Mas não. Uma cegueira implacável, um adiamento de muita coisa. Foi como se as horas primeiras do dia viessem descontadas no ritual de excessos que mais tarde, a destempo (diziam-lhe), resgatou do linóleo escondido. Um vulcão reprimido, fervendo na incrustação das veias. Era apenas um diadema amorfo, uma babel disforme, o dorso arqueado a contrições espúrias, invisíveis.
Ao entardecer, tomou o gosto pelos excessos. Parecia mandatado pelo arlequim insidioso que murmurava ao ouvido as tentações laterais. Vultos sombrios adejavam no espaço circundante ao solfejo da consciência. Amarelecia, a consciência. Rejuvenescia conceitos, desemproava valores (palavra doravante proscrita). Excessos a rodos. E por mais que as dores convulsivas destapassem arrependimentos em véspera de novo acantonamento de excessos, o dia que haveria de vir, já despejado do pungente sobressalto, era uma alvorada com as tremuras ansiosas pela renovação das destemperanças.

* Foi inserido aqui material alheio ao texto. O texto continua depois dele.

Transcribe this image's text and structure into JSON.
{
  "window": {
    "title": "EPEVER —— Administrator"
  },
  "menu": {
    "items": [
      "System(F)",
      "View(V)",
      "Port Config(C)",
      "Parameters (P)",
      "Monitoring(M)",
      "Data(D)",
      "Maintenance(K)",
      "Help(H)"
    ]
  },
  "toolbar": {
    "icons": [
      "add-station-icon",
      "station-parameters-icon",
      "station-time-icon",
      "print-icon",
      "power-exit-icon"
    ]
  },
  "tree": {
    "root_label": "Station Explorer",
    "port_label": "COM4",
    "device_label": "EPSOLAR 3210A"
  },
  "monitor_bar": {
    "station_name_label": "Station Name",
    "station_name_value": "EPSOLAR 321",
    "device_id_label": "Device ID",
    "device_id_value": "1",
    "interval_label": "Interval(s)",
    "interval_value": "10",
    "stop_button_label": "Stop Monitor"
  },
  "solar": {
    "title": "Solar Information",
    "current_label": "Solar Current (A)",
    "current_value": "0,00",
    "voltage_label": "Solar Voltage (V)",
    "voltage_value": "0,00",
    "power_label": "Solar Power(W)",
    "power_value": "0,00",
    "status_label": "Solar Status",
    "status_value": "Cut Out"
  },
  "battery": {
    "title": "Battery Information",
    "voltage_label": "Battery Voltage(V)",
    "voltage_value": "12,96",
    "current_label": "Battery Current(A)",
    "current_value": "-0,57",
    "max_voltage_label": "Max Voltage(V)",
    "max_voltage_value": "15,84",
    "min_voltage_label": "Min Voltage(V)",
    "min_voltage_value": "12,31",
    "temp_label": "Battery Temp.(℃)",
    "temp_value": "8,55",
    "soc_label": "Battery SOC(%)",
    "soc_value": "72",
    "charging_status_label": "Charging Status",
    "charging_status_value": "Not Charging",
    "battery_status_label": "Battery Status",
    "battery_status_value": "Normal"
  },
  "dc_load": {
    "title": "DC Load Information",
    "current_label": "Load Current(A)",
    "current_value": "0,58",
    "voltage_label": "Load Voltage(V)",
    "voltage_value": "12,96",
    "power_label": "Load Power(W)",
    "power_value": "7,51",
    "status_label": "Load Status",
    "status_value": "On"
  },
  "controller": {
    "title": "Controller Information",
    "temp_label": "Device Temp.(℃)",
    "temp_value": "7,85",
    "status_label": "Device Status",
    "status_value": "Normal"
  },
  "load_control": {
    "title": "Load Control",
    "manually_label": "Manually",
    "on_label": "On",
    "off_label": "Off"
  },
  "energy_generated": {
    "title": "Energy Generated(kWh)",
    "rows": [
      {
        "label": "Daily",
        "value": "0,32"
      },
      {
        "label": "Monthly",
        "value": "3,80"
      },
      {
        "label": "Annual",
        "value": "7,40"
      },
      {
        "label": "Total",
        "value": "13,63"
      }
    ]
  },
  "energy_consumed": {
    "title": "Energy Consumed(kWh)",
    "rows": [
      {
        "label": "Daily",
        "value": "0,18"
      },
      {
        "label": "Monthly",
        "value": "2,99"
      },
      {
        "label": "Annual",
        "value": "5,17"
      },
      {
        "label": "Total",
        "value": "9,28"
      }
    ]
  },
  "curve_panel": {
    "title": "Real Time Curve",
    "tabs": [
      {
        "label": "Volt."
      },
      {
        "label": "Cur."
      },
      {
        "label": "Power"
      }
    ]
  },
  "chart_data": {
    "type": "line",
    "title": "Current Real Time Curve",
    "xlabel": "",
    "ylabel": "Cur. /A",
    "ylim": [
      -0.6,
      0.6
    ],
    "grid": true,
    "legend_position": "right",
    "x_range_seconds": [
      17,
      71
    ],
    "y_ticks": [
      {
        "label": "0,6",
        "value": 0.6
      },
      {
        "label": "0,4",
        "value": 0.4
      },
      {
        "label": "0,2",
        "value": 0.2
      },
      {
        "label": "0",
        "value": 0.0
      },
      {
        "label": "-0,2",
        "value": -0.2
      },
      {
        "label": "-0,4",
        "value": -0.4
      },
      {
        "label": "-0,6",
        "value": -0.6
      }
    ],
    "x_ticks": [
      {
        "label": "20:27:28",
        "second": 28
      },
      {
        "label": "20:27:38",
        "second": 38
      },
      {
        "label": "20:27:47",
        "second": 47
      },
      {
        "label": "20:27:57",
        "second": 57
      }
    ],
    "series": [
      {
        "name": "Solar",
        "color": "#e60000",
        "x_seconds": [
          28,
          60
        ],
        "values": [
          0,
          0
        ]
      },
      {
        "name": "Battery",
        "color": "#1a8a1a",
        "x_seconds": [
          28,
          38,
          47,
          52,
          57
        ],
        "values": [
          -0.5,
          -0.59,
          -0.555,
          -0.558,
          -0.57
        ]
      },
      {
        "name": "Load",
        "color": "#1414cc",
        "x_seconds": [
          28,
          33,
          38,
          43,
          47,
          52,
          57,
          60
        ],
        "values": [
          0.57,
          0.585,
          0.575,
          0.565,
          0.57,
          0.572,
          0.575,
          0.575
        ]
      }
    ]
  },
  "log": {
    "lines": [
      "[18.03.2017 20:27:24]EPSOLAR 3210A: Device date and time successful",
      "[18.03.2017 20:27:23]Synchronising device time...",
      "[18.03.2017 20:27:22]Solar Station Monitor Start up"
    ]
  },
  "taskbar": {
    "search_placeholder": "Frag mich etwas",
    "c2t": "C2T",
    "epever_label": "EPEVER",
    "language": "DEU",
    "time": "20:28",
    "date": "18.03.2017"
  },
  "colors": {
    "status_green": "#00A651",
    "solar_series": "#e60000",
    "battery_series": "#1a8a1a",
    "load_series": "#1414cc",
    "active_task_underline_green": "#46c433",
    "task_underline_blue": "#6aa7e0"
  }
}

Passaram a ser matriciais, os excessos. De linguagem, nos atos, nas intenções, no assalto aos interiores corredores que pareciam esvaziados de cores. Diziam-lhe os mais chegados, condoídos, que por este andar a sentinela obscura, de ceifa na mão mecanicamente oscilando em demanda de incautos, não tardava a afeiçoar-se ao seu pescoço. E ele, desafiando nos olhos a terrífico fadário, retorquia:
- E perde-se o quê? Ganho eu. Ganho a intensidade dos instantes que sorvo como um alarve esfaimado. E triunfo sobre as clepsidras dançantes, esses punhais que se cravam, sem os vermos, na funda carne.